Um lugarzinho como nenhum outro no mundo

A Catedral do Tango fica num velho galpão de construção original de 1880, no coração do bairro de Almagro. Já foi uma leiteria, silo de soja, açougue e finalmente o que é hoje: um dos melhores lugares de tango e chacarera da cidade, segredo bem guardado, mistura de underground com ponto turístico.

Com teto de 12 metros de altura, chão de madeira antiga, meia luz avermelhada, salão generoso,  decoração impressionante, a Catedral do Tango parece o filho hibrido de Almodóvar, Fellini e Kubrick. Contam que o enorme quadro de Gardel  (praticamente um outdoor) durante os tempos de gripe, ganhou uma enorme máscara também. Metáfora bem representativa do que é o lugar. Um templo que trata como religião o tango.

 

Quarta- feira passada na Catedral:Buenos Aires é uma cidade de músicos ( foto by Jacó)

Desde dezembro freqüento quando posso os tangos da terça-feira. Para mim, o melhor dia. Não há muito que falar senão que um item importantíssimo da decoração é um enorme coração humano, do tamanho de um carro popular, pendurado no teto. Sabe-se lá porque a cozinha é vegetariana e a carta de vinhos não é lá grandes coisas. Mas, a música e paixão são  de primeiríssima.  Tem noites que chego mais cedo e fico observando a aula de tango, noutras vou depois da meia noite, trato de me encher de fernet com coca e estar bem altinha quando chega a banda de sopros com os três tangos de Gardel.  Passo muito tempo também na área de fumantes, nas cocheiras do lugar, de olho na cozinha  e nos músicos que fazem rodinhas paralelas. Buenos Aires é, sobretudo, uma cidade de músicos

 

Uma casa para o espirito...

Eles estão por todas as partes com seus violões e acordeons, suas vozes tristes em semblantes jovens, seu tango de mochila, seu rock de Fito Paez. Impossível não escutar as vozes da cidade que, em noites de lua cheia, latem mais que os cachorros. No entanto, se não escrevi antes sobre a Catedral foi por ciúmes.
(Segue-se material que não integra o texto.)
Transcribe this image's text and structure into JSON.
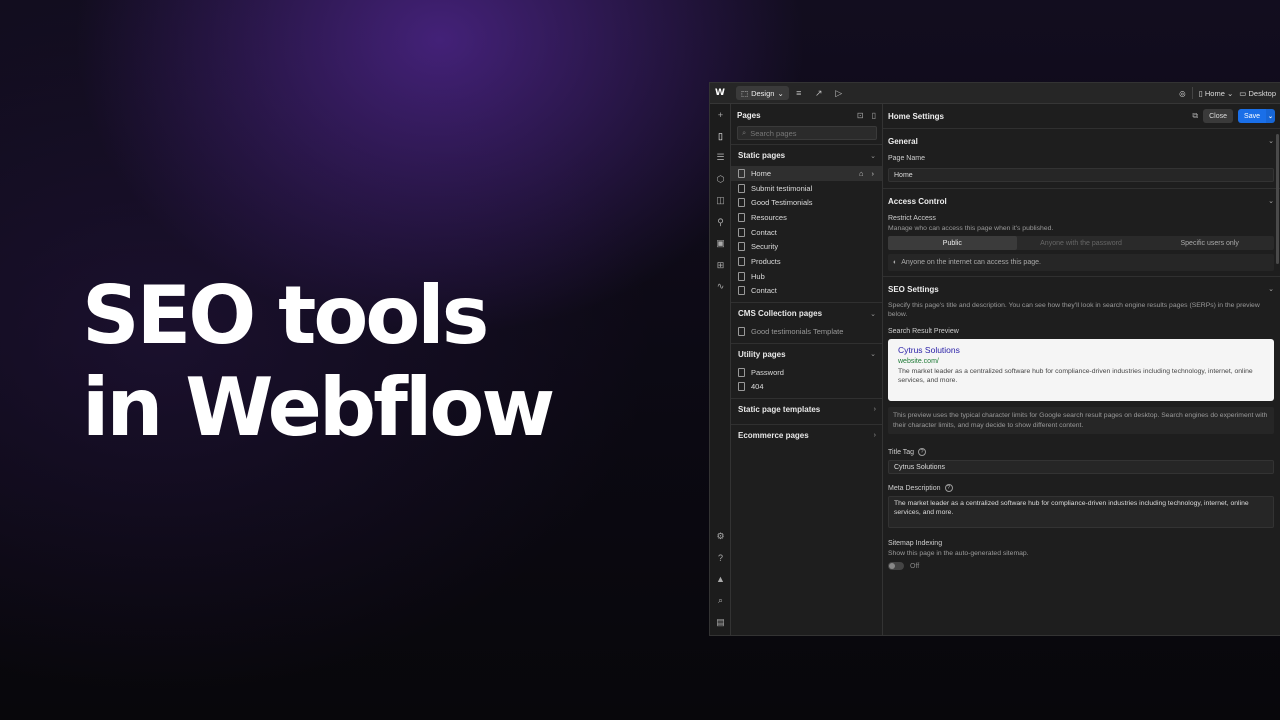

Estou como Borges desenvolvendo um enorme sentimento de possessão por Buenos Aires. Ela é minha e eu sou dela e, como toda paixão escorpiana, não quero que seja de mais ninguém.

Fidelio!

Mas não é isso que vem acontecendo. Tenho sido impelida a compartir minha Buenos Aires com aqueles que vêm me ver, aqueles que querem vir me ver e aqueles que querem ver Buenos Aires como a vejo. Eu sou obrigada abrir mão do meu egoísmo e compartilhar sob pena de me tornar uma avarenta de alma, uma tacanha de espírito. Às vezes, estou na Catedral e me sinto numa festinha da família Adams, noutras numa cena de Amacord, um filme do Pasolini, num tango de Piazzola, perdida e subversiva como na obra de Bertolucci.

 Tem dias que, acompanhados por músicos insistentes e borrachos, ficamos até o sol varar as altíssimas janelas do salão e quando saímos para a rua descobrimos que realmente a Catedral reside numa galáxia paralela, três buracos negros distantes do resto do mundo. Noutros dias acho que vão me pedir uma senha para entrar, como no filme Olhos Bem fechados do Kubrick. Fidelio, fidelio, fidelio!!!!!!

 

 

Ah, e os três tangos são Volver, Por Una Cabeza e Cambalache. E o funeral é do meu fígado, com ritos fúnebres realizados esta manhã e que ontem a noite foi flambado em Fernet. E para saber mais sobre a Catedral do Tango clique aqui!!! A aula do século é de Jorgelina Contreras, entidade do tango, milonga e folclore encarnada. Confira a grade horários no site e use com parcimônia.